Bertempat di Kantor PMI Kota Parepare, pada Kamis, 26 Februari 2026, di tengah puasa yang sedang dijalani dan tubuh yang belum menerima setetes air sejak sahur, saya memutuskan untuk mendonorkan darah. Ada yang bertanya, “Kuat?” atau “Tidak apa-apa saat puasa?” Bahkan saya sendiri sempat ragu. Namun, niat untuk membantu sesama jauh lebih besar daripada rasa khawatir itu.
Saat jarum kecil itu menyentuh lengan, saya tidak melihatnya sebagai kehilangan, tetapi sebagai bentuk kepedulian. Setiap tetes darah yang mengalir bukan sekadar cairan merah, melainkan harapan bagi seseorang di luar sana yang sedang berjuang untuk hidup.
Puasa mengajarkan kita menahan diri, dan donor darah mengajarkan kita untuk berbagi.

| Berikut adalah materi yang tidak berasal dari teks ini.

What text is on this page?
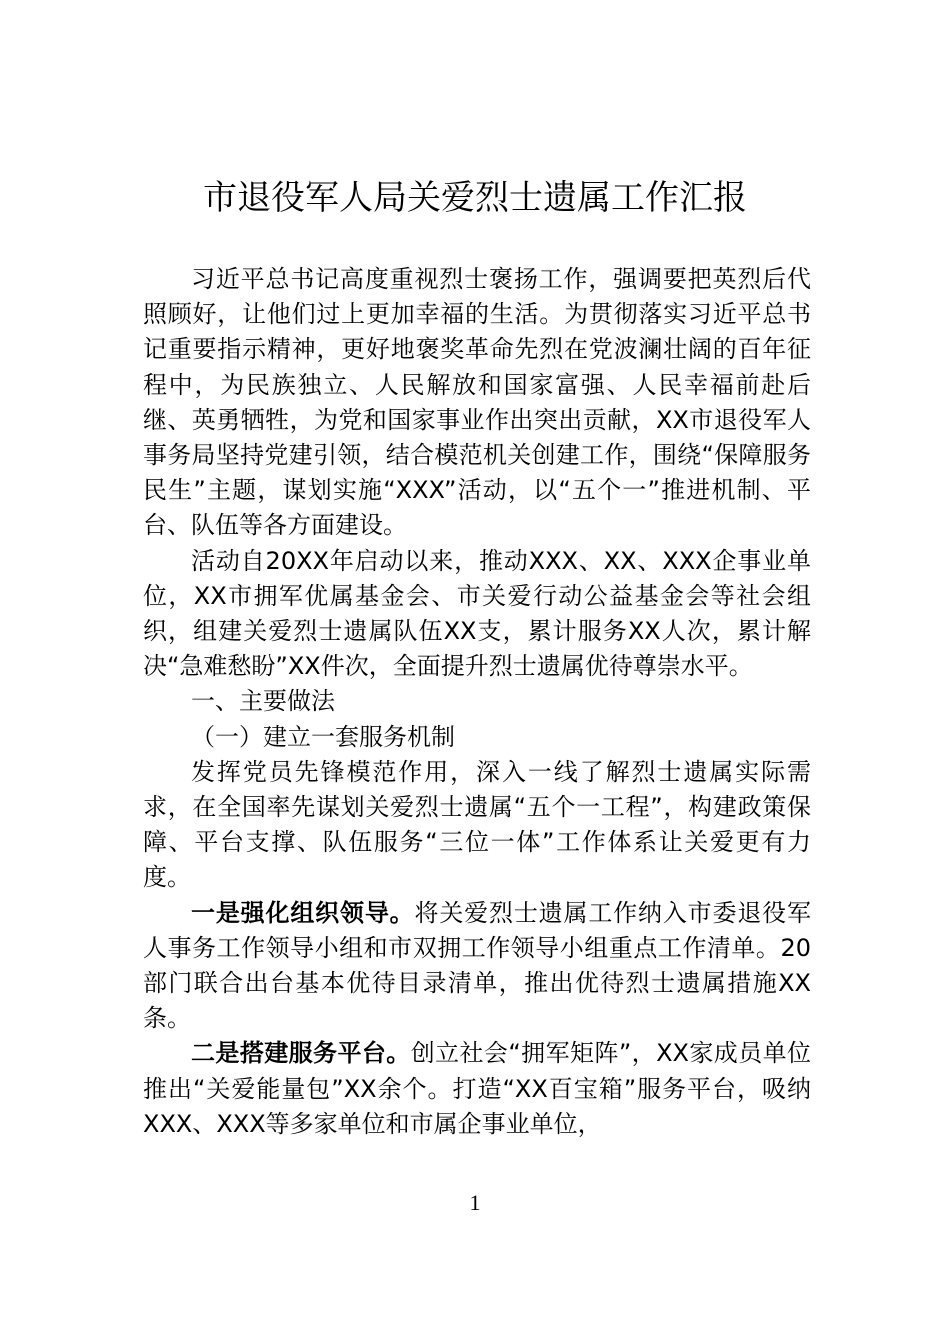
市退役军人局关爱烈士遗属工作汇报

习近平总书记高度重视烈士褒扬工作，强调要把英烈后代照顾好，让他们过上更加幸福的生活。为贯彻落实习近平总书记重要指示精神，更好地褒奖革命先烈在党波澜壮阔的百年征程中，为民族独立、人民解放和国家富强、人民幸福前赴后继、英勇牺牲，为党和国家事业作出突出贡献，XX市退役军人事务局坚持党建引领，结合模范机关创建工作，围绕“保障服务民生”主题，谋划实施“XXX”活动，以“五个一”推进机制、平台、队伍等各方面建设。

活动自20XX年启动以来，推动XXX、XX、XXX企事业单位，XX市拥军优属基金会、市关爱行动公益基金会等社会组织，组建关爱烈士遗属队伍XX支，累计服务XX人次，累计解决“急难愁盼”XX件次，全面提升烈士遗属优待尊崇水平。

一、主要做法

（一）建立一套服务机制

发挥党员先锋模范作用，深入一线了解烈士遗属实际需求，在全国率先谋划关爱烈士遗属“五个一工程”，构建政策保障、平台支撑、队伍服务“三位一体”工作体系让关爱更有力度。

一是强化组织领导。将关爱烈士遗属工作纳入市委退役军人事务工作领导小组和市双拥工作领导小组重点工作清单。20部门联合出台基本优待目录清单，推出优待烈士遗属措施XX条。

二是搭建服务平台。创立社会“拥军矩阵”，XX家成员单位推出“关爱能量包”XX余个。打造“XX百宝箱”服务平台，吸纳XXX、XXX等多家单位和市属企事业单位，

1
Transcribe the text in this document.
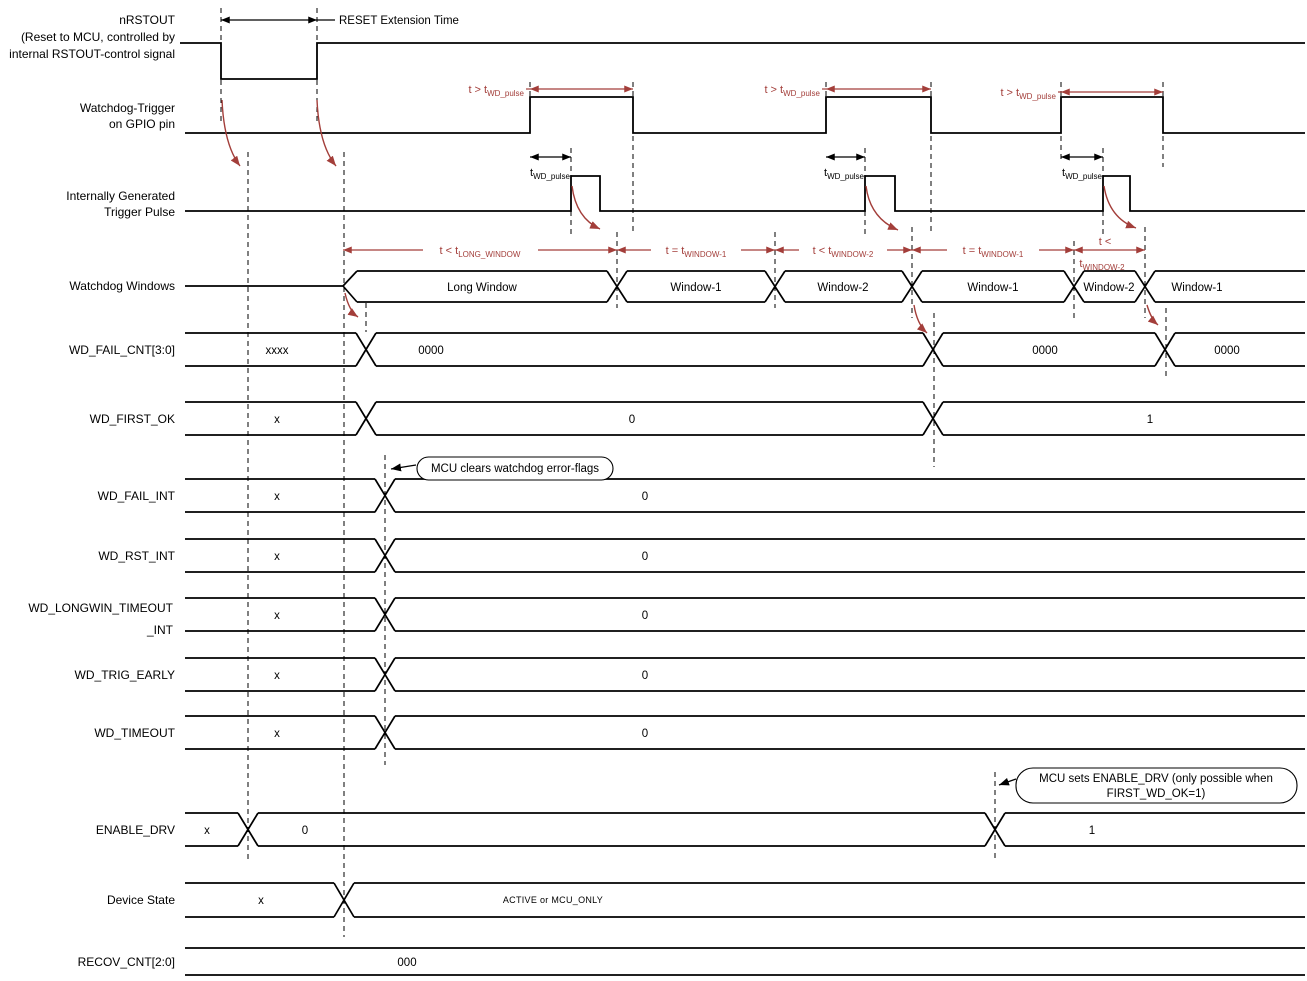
nRSTOUT
(Reset to MCU, controlled by
internal RSTOUT-control signal
Watchdog-Trigger
on GPIO pin
Internally Generated
Trigger Pulse
Watchdog Windows	Long Window	Window-1	Window-2	Window-1	Window-2	Window-1
WD_FAIL_CNT[3:0]	xxxx	0000	0000	0000
WD_FIRST_OK	x	0	1
WD_FAIL_INT	x	0
WD_RST_INT	x	0
WD_LONGWIN_TIMEOUT
_INT
x	0
WD_TRIG_EARLY	x	0
WD_TIMEOUT	x	0
ENABLE_DRV	x	0	1
Device State	x	ACTIVE or MCU_ONLY
RECOV_CNT[2:0]	000
RESET Extension Time
$t > t_{WD\_pulse}$	$t > t_{WD\_pulse}$	$t > t_{WD\_pulse}$
$t_{WD\_pulse}$	$t_{WD\_pulse}$	$t_{WD\_pulse}$
$t < t_{LONG\_WINDOW}$	$t = t_{WINDOW-1}$	$t < t_{WINDOW-2}$	$t = t_{WINDOW-1}$
t <
$t_{WINDOW-2}$
MCU clears watchdog error-flags
MCU sets ENABLE_DRV (only possible when
FIRST_WD_OK=1)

Setelah selesai, tubuh memang terasa sedikit lemah, tetapi hati terasa jauh lebih kuat dan tenang. Saya sadar, mungkin ini hal kecil, tetapi bisa berarti besar bagi orang lain.
Ramadan bukan hanya tentang menahan lapar dan haus, tetapi juga tentang memberi dan peduli. Karena pada akhirnya, setetes darah yang kita berikan bisa menjadi bukti bahwa kita masih memiliki empati, dan bahwa memberi justru membuat kita merasa lebih hidup.